Spa clients ask AI assistants four kinds of questions before they ever pick up the phone: what a specific service actually involves, whether it's safe for their body or condition, what the logistics of visiting look like, and how a place compares to others nearby. Answering these directly on your website, in plain language, is what lets tools like ChatGPT, Gemini, and Perplexity surface your business by name instead of describing the category and leaving the client to guess.
The four categories of questions clients ask before they book
Pre-booking questions to AI assistants fall into predictable groups: service-specific questions about what a modality is and who it's for, safety and contraindication questions clients feel awkward asking a receptionist, logistics questions about hours and cancellation terms, and comparison questions where the AI is asked to recommend a spa outright. Each category rewards a different kind of content on your site.
Service-specific questions: what actually happens during a hot stone or prenatal massage
Clients researching a modality want a description of technique, pressure, duration, and who it suits, not just a name on a price list. Someone typing "is deep tissue massage painful" or "what is a hot stone massage good for" into an AI assistant is trying to decide whether the service matches their expectations before they commit money or time.
A menu line like "Deep Tissue - 60 min" with no further explanation gives an AI assistant nothing to work with when a client asks a follow-up question. A page that explains what deep tissue work targets, how it differs from a relaxation massage, what a session actually feels like, and who tends to request it gives the assistant language it can quote back to the client with your business attached. The same applies to prenatal massage, hot stone, cupping, or any modality with more than one variant, since clients frequently ask AI to explain the difference before they ask a human.
The safety questions clients would rather ask a screen than a stranger
Clients often route sensitive health questions through an AI assistant instead of asking a spa directly, because it feels lower-stakes than asking a stranger on the phone. Common examples include whether massage is safe during a particular trimester of pregnancy, whether deep tissue work is appropriate with a herniated disc, or whether a client on blood thinners should avoid certain techniques.

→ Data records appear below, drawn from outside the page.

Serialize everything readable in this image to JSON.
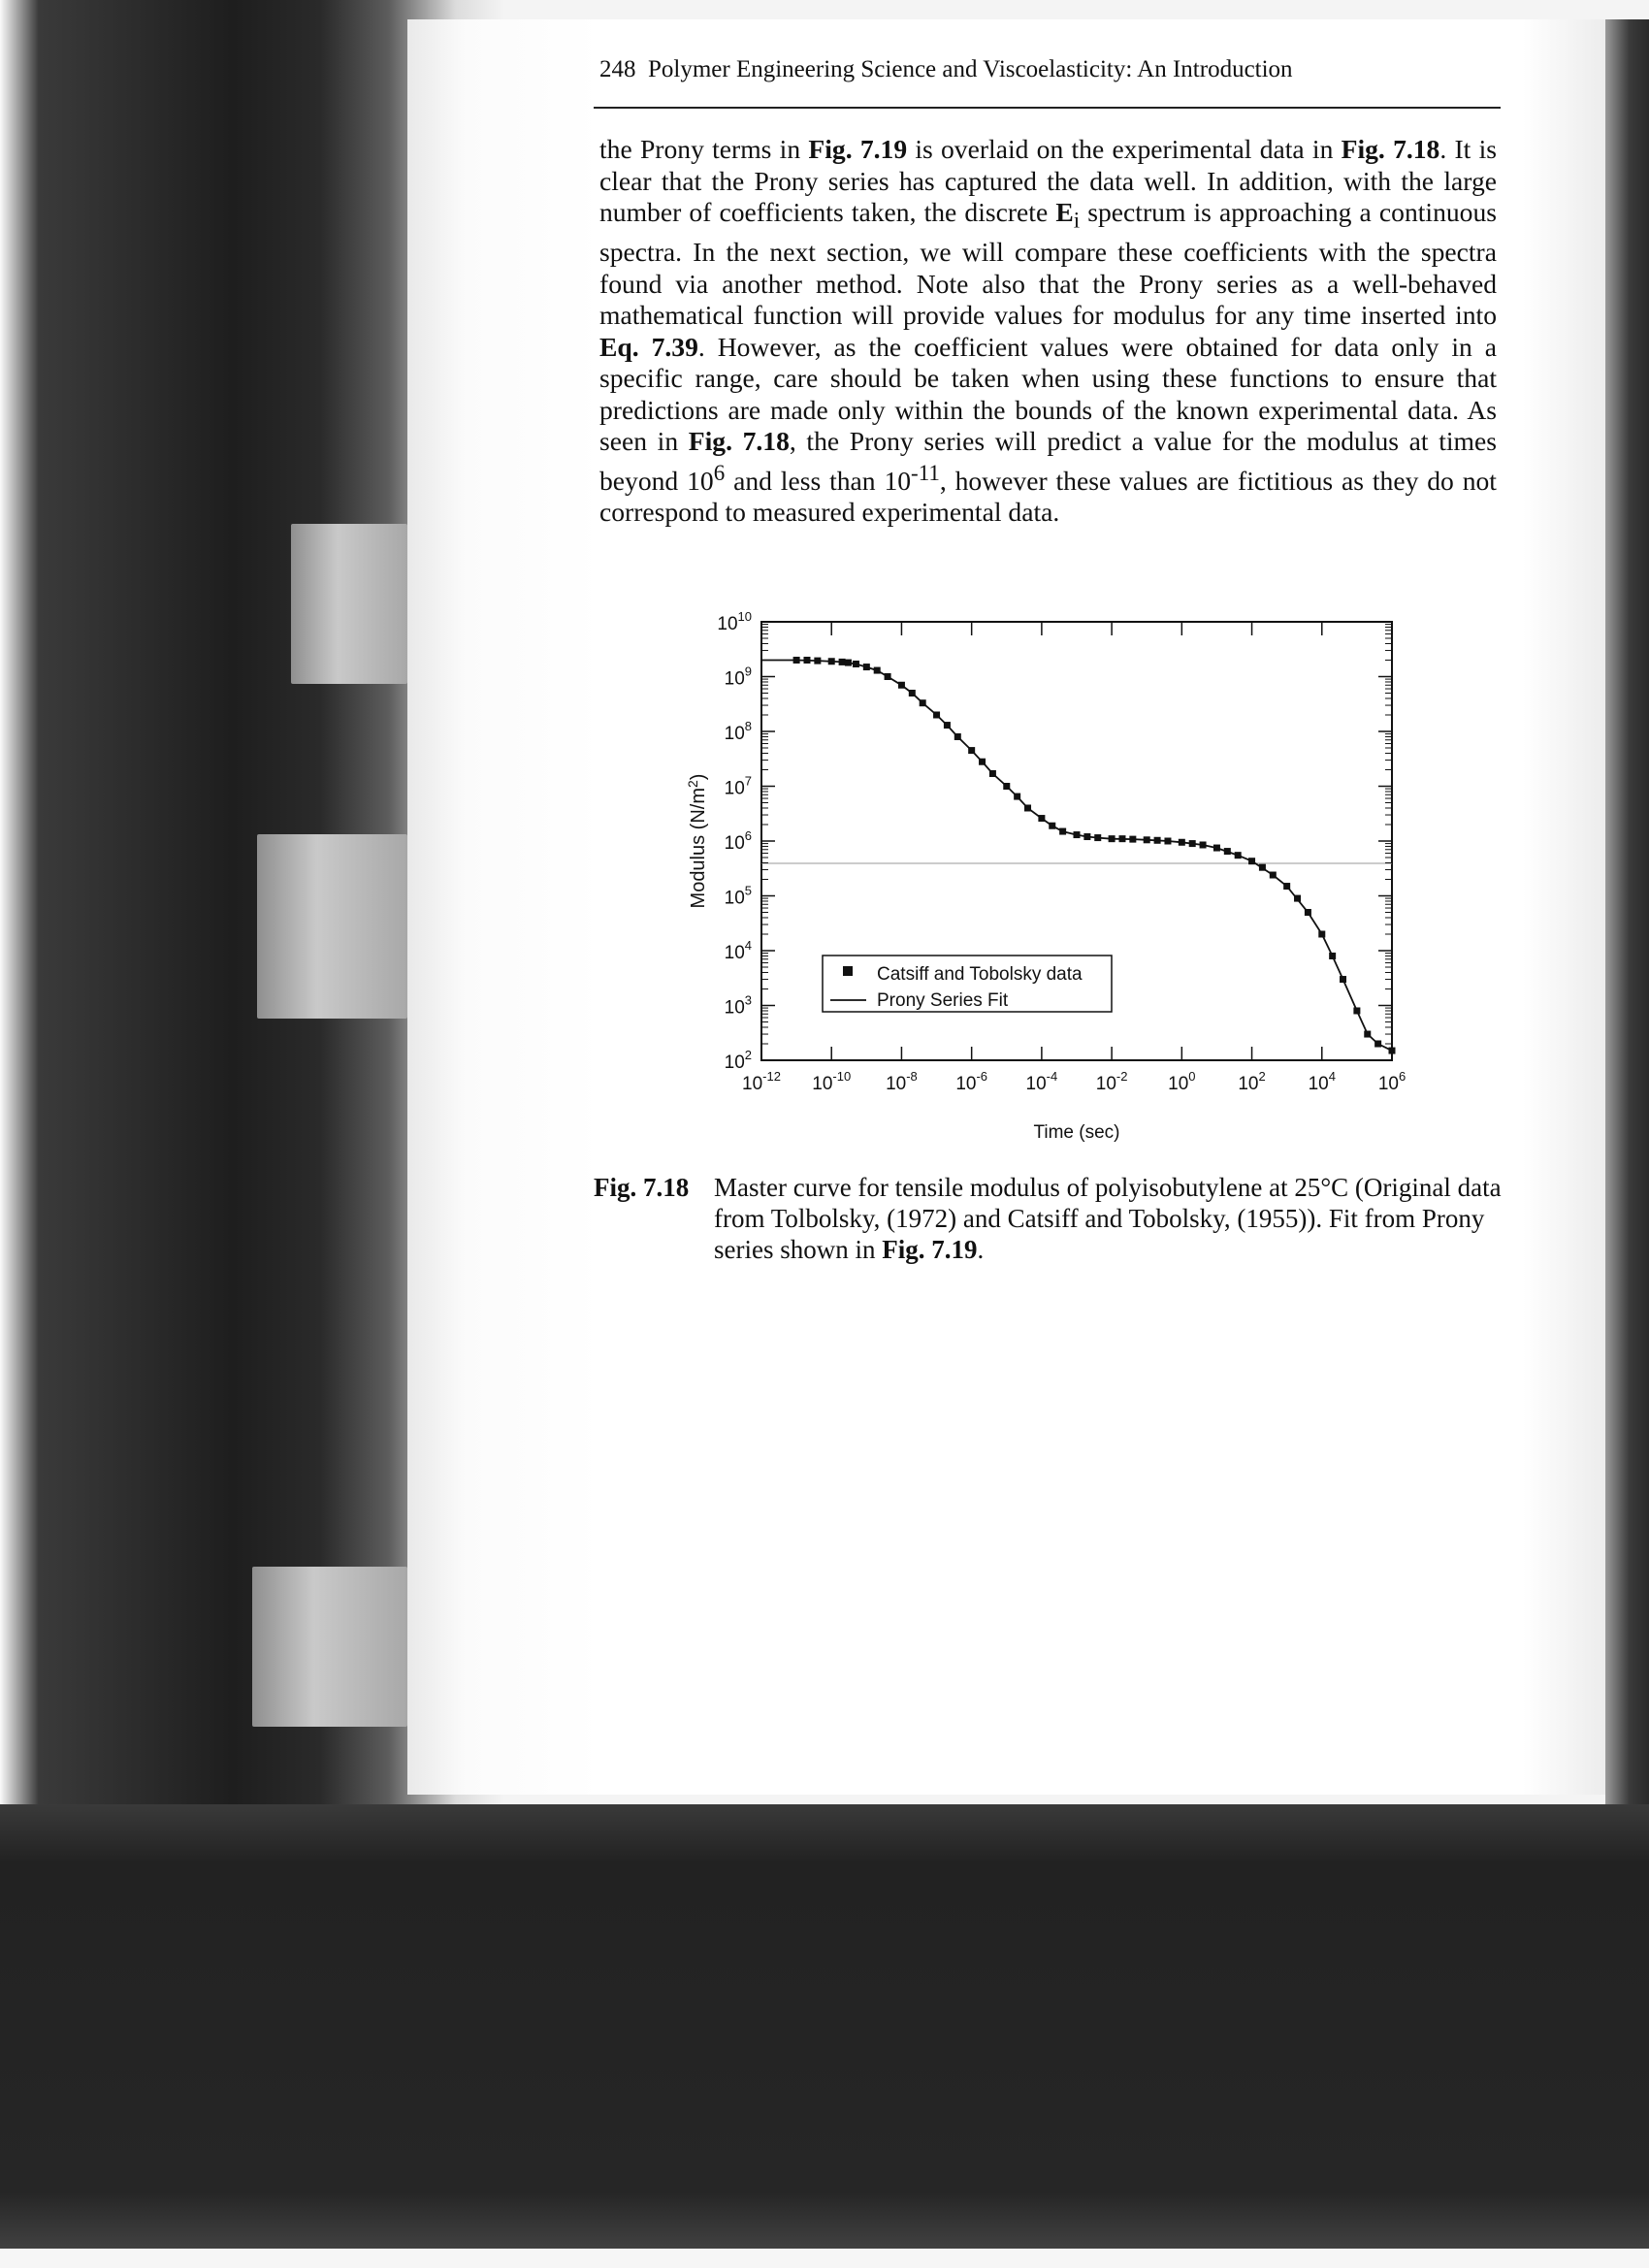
{
  "page": {
    "page_number": "248",
    "running_title": "Polymer Engineering Science and Viscoelasticity: An Introduction"
  },
  "paragraph": {
    "t1": "the Prony terms in ",
    "r1": "Fig. 7.19",
    "t2": " is overlaid on the experimental data in ",
    "r2": "Fig. 7.18",
    "t3": ". It is clear that the Prony series has captured the data well. In addition, with the large number of coefficients taken, the discrete ",
    "sym_E": "E",
    "sym_sub": "i",
    "t4": " spectrum is approaching a continuous spectra. In the next section, we will compare these coefficients with the spectra found via another method. Note also that the Prony series as a well-behaved mathematical function will provide values for modulus for any time inserted into ",
    "r3": "Eq. 7.39",
    "t5": ". However, as the coefficient values were obtained for data only in a specific range, care should be taken when using these functions to ensure that predictions are made only within the bounds of the known experimental data. As seen in ",
    "r4": "Fig. 7.18",
    "t6": ", the Prony series will predict a value for the modulus at times beyond 10",
    "sup1": "6",
    "t7": " and less than 10",
    "sup2": "-11",
    "t8": ", however these values are fictitious as they do not correspond to measured experimental data."
  },
  "figure": {
    "y_tick_labels": [
      {
        "base": "10",
        "exp": "10"
      },
      {
        "base": "10",
        "exp": "9"
      },
      {
        "base": "10",
        "exp": "8"
      },
      {
        "base": "10",
        "exp": "7"
      },
      {
        "base": "10",
        "exp": "6"
      },
      {
        "base": "10",
        "exp": "5"
      },
      {
        "base": "10",
        "exp": "4"
      },
      {
        "base": "10",
        "exp": "3"
      },
      {
        "base": "10",
        "exp": "2"
      }
    ],
    "x_tick_labels": [
      {
        "base": "10",
        "exp": "-12"
      },
      {
        "base": "10",
        "exp": "-10"
      },
      {
        "base": "10",
        "exp": "-8"
      },
      {
        "base": "10",
        "exp": "-6"
      },
      {
        "base": "10",
        "exp": "-4"
      },
      {
        "base": "10",
        "exp": "-2"
      },
      {
        "base": "10",
        "exp": "0"
      },
      {
        "base": "10",
        "exp": "2"
      },
      {
        "base": "10",
        "exp": "4"
      },
      {
        "base": "10",
        "exp": "6"
      }
    ],
    "xlabel": "Time (sec)",
    "ylabel_main": "Modulus (N/m",
    "ylabel_sup": "2",
    "ylabel_close": ")",
    "legend": {
      "data_label": "Catsiff and Tobolsky data",
      "fit_label": "Prony Series Fit"
    }
  },
  "chart_data": {
    "type": "scatter",
    "scale": {
      "x": "log",
      "y": "log"
    },
    "xlabel": "Time (sec)",
    "ylabel": "Modulus (N/m2)",
    "xlim": [
      1e-12,
      1000000.0
    ],
    "ylim": [
      100,
      10000000000
    ],
    "legend_position": "bottom-center",
    "grid": false,
    "series": [
      {
        "name": "Catsiff and Tobolsky data",
        "mark": "square",
        "x": [
          1e-11,
          2e-11,
          4e-11,
          1e-10,
          2e-10,
          3e-10,
          5e-10,
          1e-09,
          2e-09,
          4e-09,
          1e-08,
          2e-08,
          4e-08,
          1e-07,
          2e-07,
          4e-07,
          1e-06,
          2e-06,
          4e-06,
          1e-05,
          2e-05,
          4e-05,
          0.0001,
          0.0002,
          0.0004,
          0.001,
          0.002,
          0.004,
          0.01,
          0.02,
          0.04,
          0.1,
          0.2,
          0.4,
          1,
          2,
          4,
          10,
          20,
          40,
          100,
          200,
          400,
          1000,
          2000,
          4000,
          10000,
          20000,
          40000,
          100000,
          200000,
          400000,
          1000000
        ],
        "y": [
          2000000000,
          2000000000,
          1950000000,
          1900000000,
          1850000000,
          1800000000,
          1700000000,
          1500000000,
          1300000000,
          1000000000,
          700000000,
          500000000,
          330000000,
          200000000,
          130000000,
          80000000,
          45000000,
          28000000,
          17000000,
          10000000,
          6500000,
          4000000,
          2600000,
          1900000,
          1500000,
          1300000,
          1200000,
          1150000,
          1100000,
          1100000,
          1080000,
          1050000,
          1030000,
          1000000,
          950000,
          900000,
          850000,
          750000,
          650000,
          550000,
          430000,
          330000,
          240000,
          150000,
          90000,
          50000,
          20000,
          8000,
          3000,
          800,
          300,
          200,
          150
        ]
      },
      {
        "name": "Prony Series Fit",
        "mark": "line",
        "x": [
          1e-12,
          1e-11,
          4e-11,
          2e-10,
          5e-10,
          1e-09,
          2e-09,
          4e-09,
          1e-08,
          2e-08,
          4e-08,
          1e-07,
          2e-07,
          4e-07,
          1e-06,
          2e-06,
          4e-06,
          1e-05,
          2e-05,
          4e-05,
          0.0001,
          0.0002,
          0.0004,
          0.001,
          0.002,
          0.004,
          0.01,
          0.04,
          0.1,
          0.4,
          1,
          4,
          10,
          40,
          100,
          400,
          1000,
          4000,
          10000,
          20000,
          40000,
          100000,
          200000,
          400000,
          1000000
        ],
        "y": [
          2000000000,
          2000000000,
          1950000000,
          1850000000,
          1700000000,
          1500000000,
          1300000000,
          1000000000,
          700000000,
          500000000,
          330000000,
          200000000,
          130000000,
          80000000,
          45000000,
          28000000,
          17000000,
          10000000,
          6500000,
          4000000,
          2600000,
          1900000,
          1500000,
          1300000,
          1200000,
          1150000,
          1100000,
          1080000,
          1050000,
          1000000,
          950000,
          850000,
          750000,
          550000,
          430000,
          240000,
          150000,
          50000,
          20000,
          8000,
          3000,
          800,
          300,
          200,
          150
        ]
      }
    ]
  },
  "caption": {
    "label": "Fig. 7.18",
    "t1": "Master curve for tensile modulus of polyisobutylene at 25°C (Original data from Tolbolsky, (1972) and Catsiff and Tobolsky, (1955)). Fit from Prony series shown in ",
    "ref": "Fig. 7.19",
    "t2": "."
  }
}
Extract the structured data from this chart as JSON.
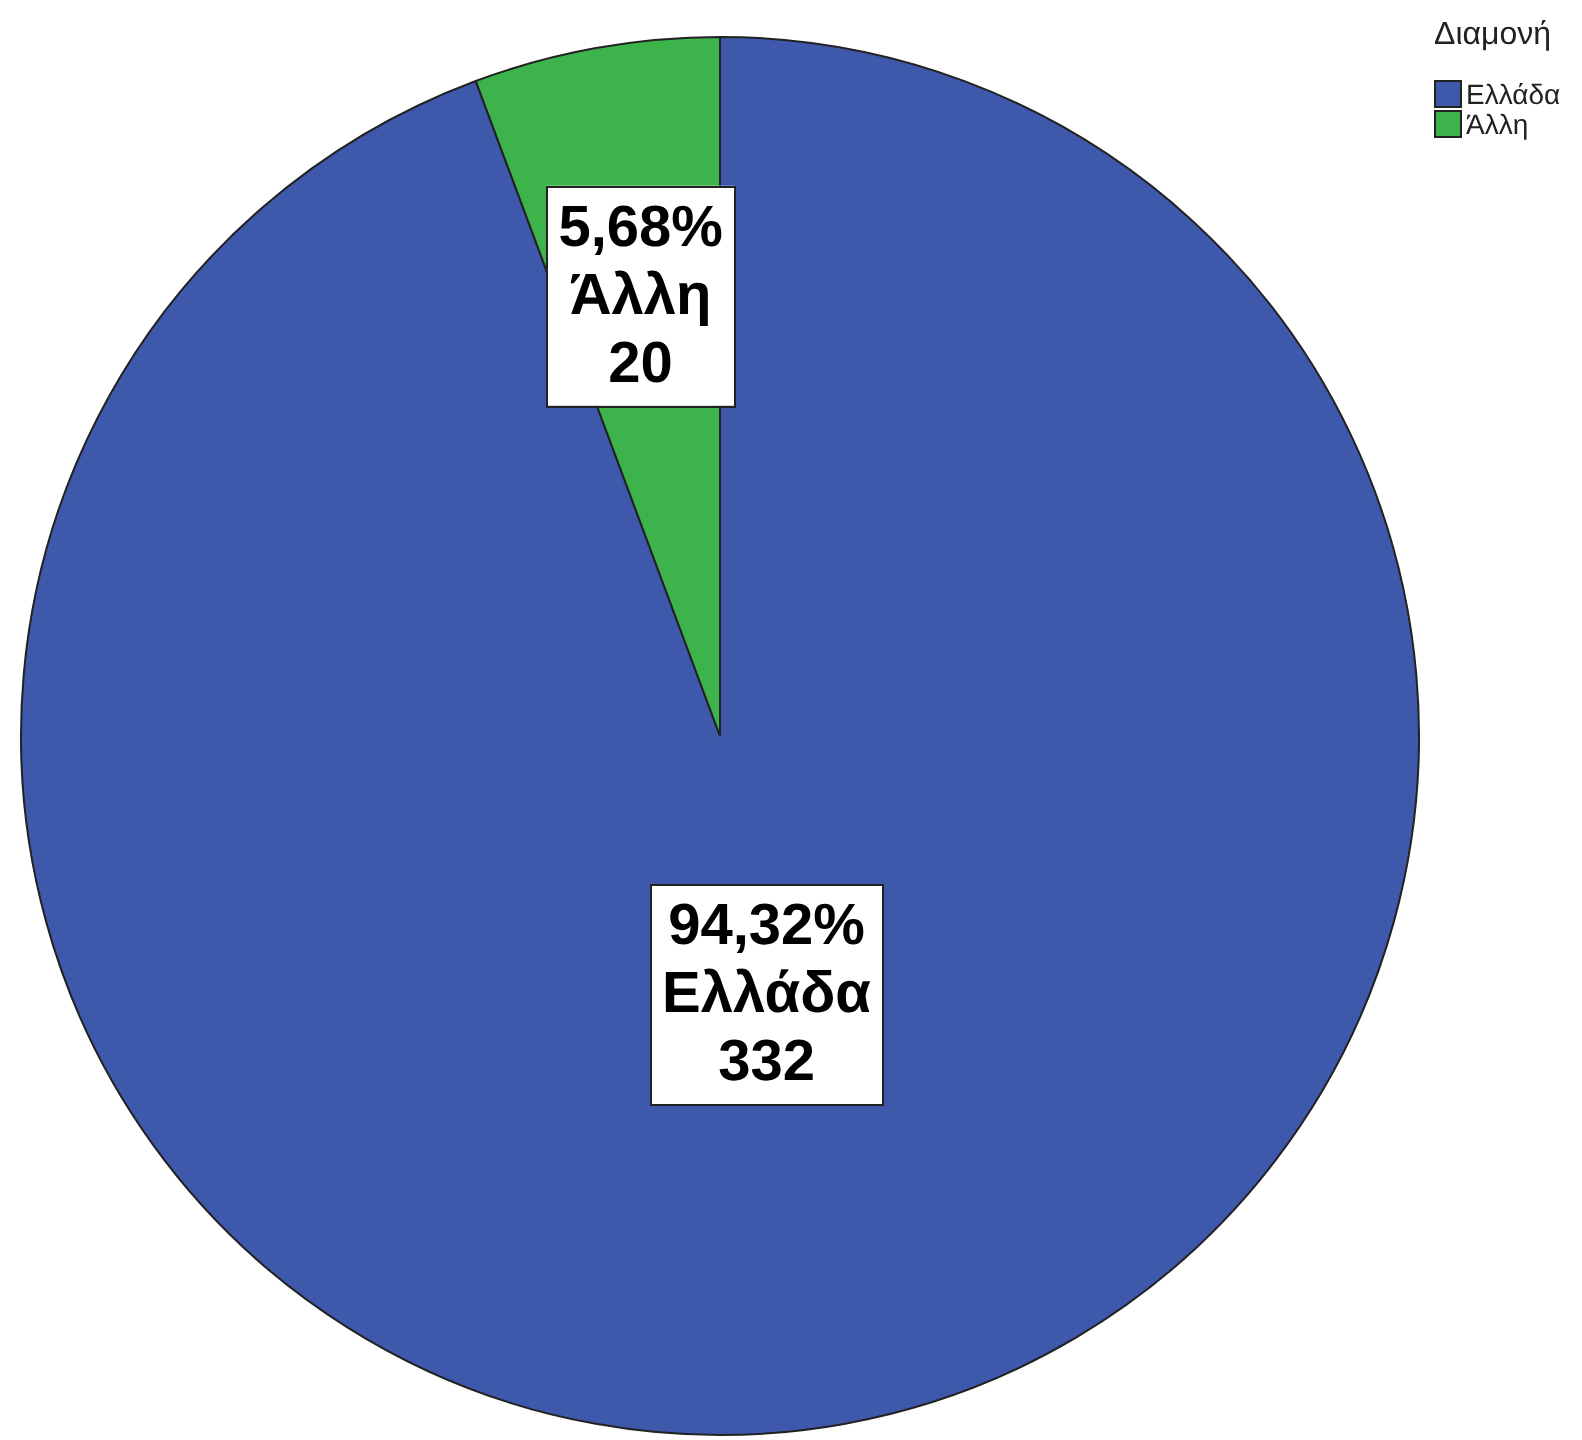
{
  "chart_data": {
    "type": "pie",
    "legend_title": "Διαμονή",
    "categories": [
      "Ελλάδα",
      "Άλλη"
    ],
    "values": [
      94.32,
      5.68
    ],
    "colors": [
      "#3e58ac",
      "#3cb44b"
    ],
    "value_labels": [
      "94,32%",
      "5,68%"
    ],
    "annotations": [
      "332",
      "20"
    ],
    "legend": "top right"
  }
}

If your site has no page addressing contraindications, the AI assistant either gives a generic medical-style answer with no business attached, or it stays vague and the client moves on to a competitor whose site does answer the question. A clear contraindication page, listing conditions that require a doctor's note, pregnancy trimester guidance, and situations where you'd modify or decline a treatment, gives the assistant something specific to reference. It also tends to reduce awkward front-desk conversations, since clients arrive already informed.
Logistics questions that decide whether a client bothers to call
Hours, parking, walk-in availability, and cancellation terms are the practical details that determine whether a client follows through on booking, and they're exactly the details AI assistants get wrong when a business hasn't published them clearly. A client asking "can I walk in for a massage today" or "what's the cancellation policy" wants a direct answer, not a prompt to call during business hours.
When this information lives only in a phone greeting or a paper sign at the front desk, an AI assistant has nothing to pull from and will either guess or stay silent on your business entirely. Publishing walk-in policy, parking instructions, and cancellation or late-arrival terms as plain text on your site, not buried in a PDF, gives assistants a source to quote and gives clients an answer before they ever need to call.
Why answering these questions on your site is what gets you named
When a spa's website answers service, safety, and logistics questions in plain language, AI assistants have concrete material to draw from when a client asks a related question, which is what allows the assistant to name that specific spa instead of describing massage therapy in general. Sites that leave these questions unanswered are effectively invisible to the assistant, even if the business itself is well-regarded locally.
The clients doing this research are not idle browsers. Someone asking an AI assistant whether hot stone massage helps with chronic shoulder tension, or whether a spa takes walk-ins on Saturdays, is close to booking and looking for the business that removes their last hesitation. A spa that has already answered the question in writing is the one the assistant surfaces.
To close that gap, consider publishing:
- A page per modality (deep tissue, Swedish, prenatal, hot stone, cupping) that explains technique, duration options, and who the service suits
- A contraindication and health-history page covering pregnancy, injuries, medications, and when a doctor's note is required
- A clearly stated cancellation and late-arrival policy, written in plain terms rather than legal language
- A walk-in and same-day availability page, updated to reflect how your booking actually works
- An hours, parking, and access page that answers logistics questions without requiring a phone call
Picture a client who just moved to the area, sore from unpacking boxes, asking their AI assistant which spa nearby is good for deep tissue work and takes walk-ins. If another spa's site has already answered that exact combination of questions, the assistant names that spa specifically, describes what to expect, and the client books there without ever seeing the spa down the street that offers the same service but never wrote it down.